RFC: git subrepos

Matt Mackall mpm at selenic.com
Tue Nov 9 10:55:50 CST 2010


On Tue, 2010-11-09 at 01:06 -0500, Eric Eisner wrote:
> - Updating to a specific git commit loses the git branch.
>     Even if there is a branch there, should hg check it out?
>     What if there is more than one branch at a commit?
> - If git does not have a branch checked out, a further commit is not
> officially referenced and thus never pushed and may be subject to
> garbage collection.
> - 'git push' pushes branches, not commits

Ok, here's a simple scenario:

State 0: Alice clones git project X, checking out branch Y at changeset A1
State 1: Alice commits changeset A2 to branch Y
State 2: Alice pushes
         Bob pulls, commits B1-B5 to branch Y
State 3: Alice commits changeset A3 to branch Y

Git presumably allows the above.

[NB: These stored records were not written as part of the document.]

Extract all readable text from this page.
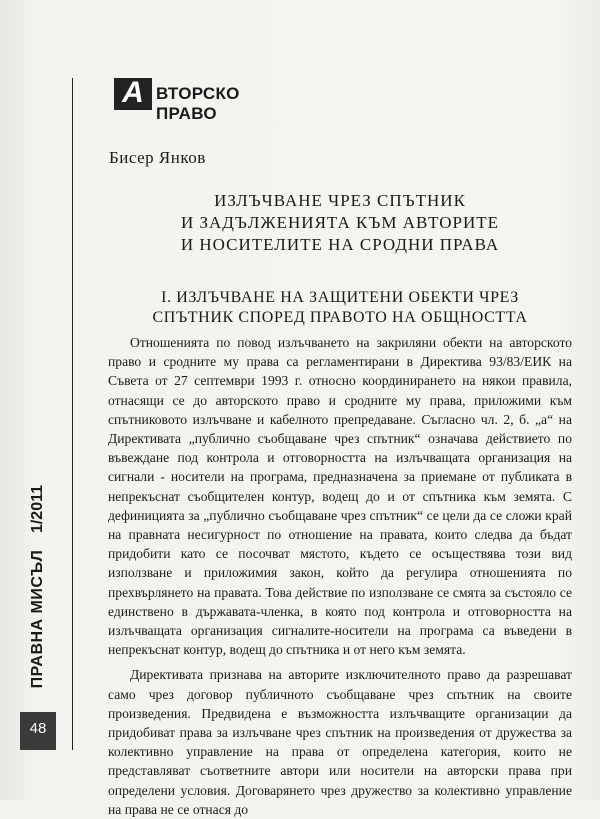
А ВТОРСКО ПРАВО
Бисер Янков
ИЗЛЪЧВАНЕ ЧРЕЗ СПЪТНИК
И ЗАДЪЛЖЕНИЯТА КЪМ АВТОРИТЕ
И НОСИТЕЛИТЕ НА СРОДНИ ПРАВА
I. ИЗЛЪЧВАНЕ НА ЗАЩИТЕНИ ОБЕКТИ ЧРЕЗ
СПЪТНИК СПОРЕД ПРАВОТО НА ОБЩНОСТТА

Отношенията по повод излъчването на закриляни обекти на авторското право и сродните му права са регламентирани в Директива 93/83/ЕИК на Съвета от 27 септември 1993 г. относно координирането на някои правила, отнасящи се до авторското право и сродните му права, приложими към спътниковото излъчване и кабелното препредаване. Съгласно чл. 2, б. „а“ на Директивата „публично съобщаване чрез спътник“ означава действието по въвеждане под контрола и отговорността на излъчващата организация на сигнали - носители на програма, предназначена за приемане от публиката в непрекъснат съобщителен контур, водещ до и от спътника към земята. С дефиницията за „публично съобщаване чрез спътник“ се цели да се сложи край на правната несигурност по отношение на правата, които следва да бъдат придобити като се посочват мястото, където се осъществява този вид използване и приложимия закон, който да регулира отношенията по прехвърлянето на правата. Това действие по използване се смята за състояло се единствено в държавата-членка, в която под контрола и отговорността на излъчващата организация сигналите-носители на програма са въведени в непрекъснат контур, водещ до спътника и от него към земята.

Директивата признава на авторите изключителното право да разрешават само чрез договор публичното съобщаване чрез спътник на своите произведения. Предвидена е възможността излъчващите организации да придобиват права за излъчване чрез спътник на произведения от дружества за колективно управление на права от определена категория, които не представляват съответните автори или носители на авторски права при определени условия. Договарянето чрез дружество за колективно управление на права не се отнася до

1/2011
ПРАВНА МИСЪЛ
48
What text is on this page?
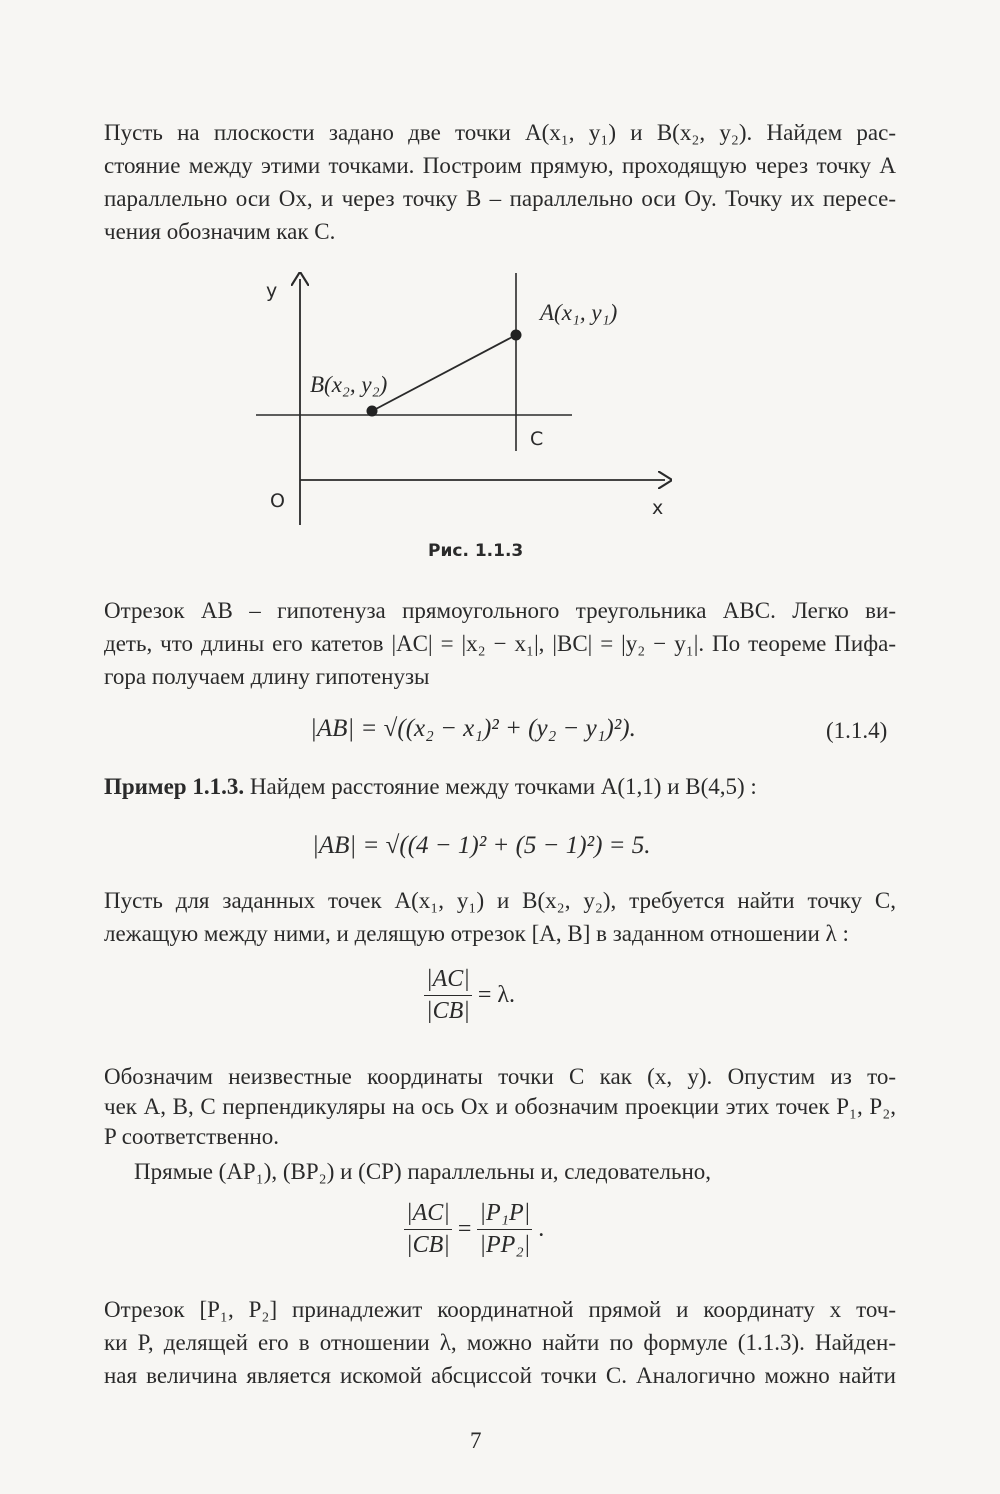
Пусть на плоскости задано две точки A(x₁, y₁) и B(x₂, y₂). Найдем рас-
стояние между этими точками. Построим прямую, проходящую через точку A
параллельно оси Ox, и через точку B – параллельно оси Oy. Точку их пересе-
чения обозначим как C.
y
x
O
A(x₁, y₁)
B(x₂, y₂)
C
Рис. 1.1.3
Отрезок AB – гипотенуза прямоугольного треугольника ABC. Легко ви-
деть, что длины его катетов |AC| = |x₂ − x₁|, |BC| = |y₂ − y₁|. По теореме Пифа-
гора получаем длину гипотенузы
|AB| = √((x₂ − x₁)² + (y₂ − y₁)²).	(1.1.4)
Пример 1.1.3. Найдем расстояние между точками A(1,1) и B(4,5) :
|AB| = √((4 − 1)² + (5 − 1)²) = 5.
Пусть для заданных точек A(x₁, y₁) и B(x₂, y₂), требуется найти точку C,
лежащую между ними, и делящую отрезок [A, B] в заданном отношении λ :
$\frac{|AC|}{|CB|} = \lambda$.
Обозначим неизвестные координаты точки C как (x, y). Опустим из то-
чек A, B, C перпендикуляры на ось Ox и обозначим проекции этих точек P₁, P₂,
P соответственно.
Прямые (AP₁), (BP₂) и (CP) параллельны и, следовательно,
$\frac{|AC|}{|CB|} = \frac{\text{|P₁P|}}{\text{|PP₂|}}$ .
Отрезок [P₁, P₂] принадлежит координатной прямой и координату x точ-
ки P, делящей его в отношении λ, можно найти по формуле (1.1.3). Найден-
ная величина является искомой абсциссой точки C. Аналогично можно найти
7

Git presumably also allows us to clone
Bob's repo, and force the clone into a state where it's at A2 and the
next commit will be on branch Y, thus emulating Alice's 'natural'
transition above from state 2 to state 3.

So the job of subrepos is to store enough information about state 2 so
that we can proceed to state 3. It sounds like that means storing the
branch name in the state and forcibly setting it on checkout.

-- 
Mathematics is the supreme nostalgia of our time.